Mahmoud Darwish’s poem “To My Mother” makes me weep at times. My earliest memory at the age of three, informed my understanding of this construct, subsequently orchestrating the assimilation of successive losses into my repertoire of being.
My mother stood wailing near the television screen as though intent on entering the box and rearranging the scenes. The defeat of the Arab armies of the Six-Day War and ensuing occupation of her beloved Jerusalem unraveled her like a forgotten sweater that had not been mothballed. My three-year-old self looked on, frightened and yet mesmerized by the histrionics of this strange woman who up until then had been my anchor.
Queasy at any perceived unruliness of emotions, my father urged her to calm down for his sake as much as mine.
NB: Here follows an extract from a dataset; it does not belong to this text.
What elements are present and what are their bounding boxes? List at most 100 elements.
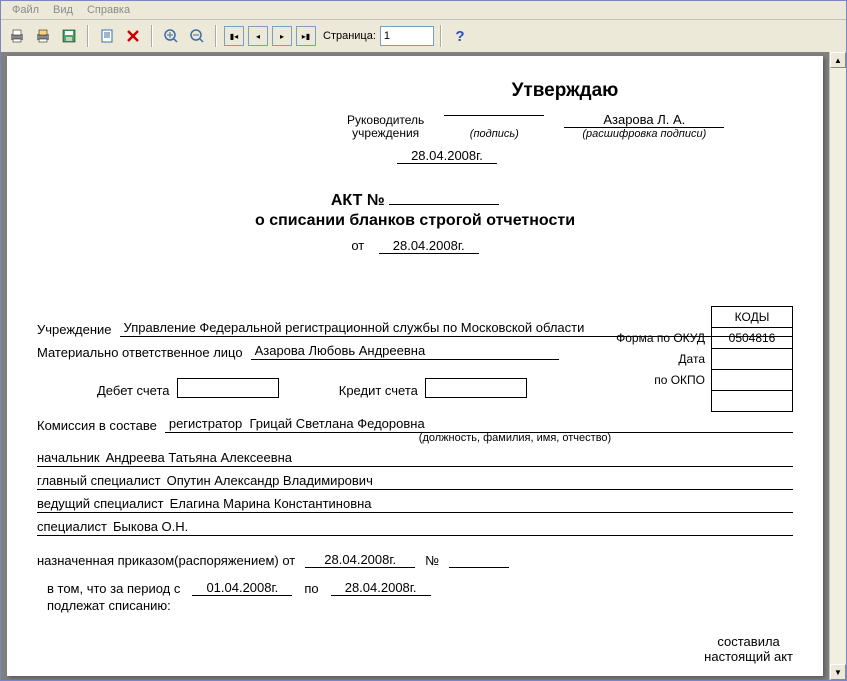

My mother’s tattered edges came together in a crescendo of uncharacteristic fury as she shot back a perfectly lucid proclamation: “Let her know the truth!”
I paced through the vacant rooms of our second-floor apartment; the bare walls and furniture that seemed sparse in relation to the size of the place gave it an air of aloofness. Slothfully, I inched towards the hard edge of my oversized bed and covered my head under the sheets. Freighted by my mother who had lost all composure and a faraway home, a precocious realization that the world was indeed a profoundly unsafe place slowly settled in. Failed attempts at commanding my body to travel the bed’s full splendor prompted me to surrender with unbashful abandon to tears that were not mine alone or solely of time and place. Mahmoud Darwish’s poem, ‘To My Mother” speaks to me of a profound loss of home and of innocence.
I yearn for my mother’s bread
And my mother’s coffee
And my mother’s touch
As [my] childhood grows up within me
Day upon the bosom of day
And I love my life,
For if I died
I would feel shame for my mother’s tears
Take me, if I ever return,
As a veil for your lashes
And cover my bones with grass
Baptized in the purity of your heel
Tie me to you
With a lock of your hair
With a thread that trails
In the train of your dress
Perhaps, I would then become a god
A god, I would become
If I touched the depths of your heart
“To My Mother,” translated by Joseph Massad in “Liberating Songs: Palestine Put to Music,” Journal of Palestine Studies. Vol 32. No.3, 2002/03.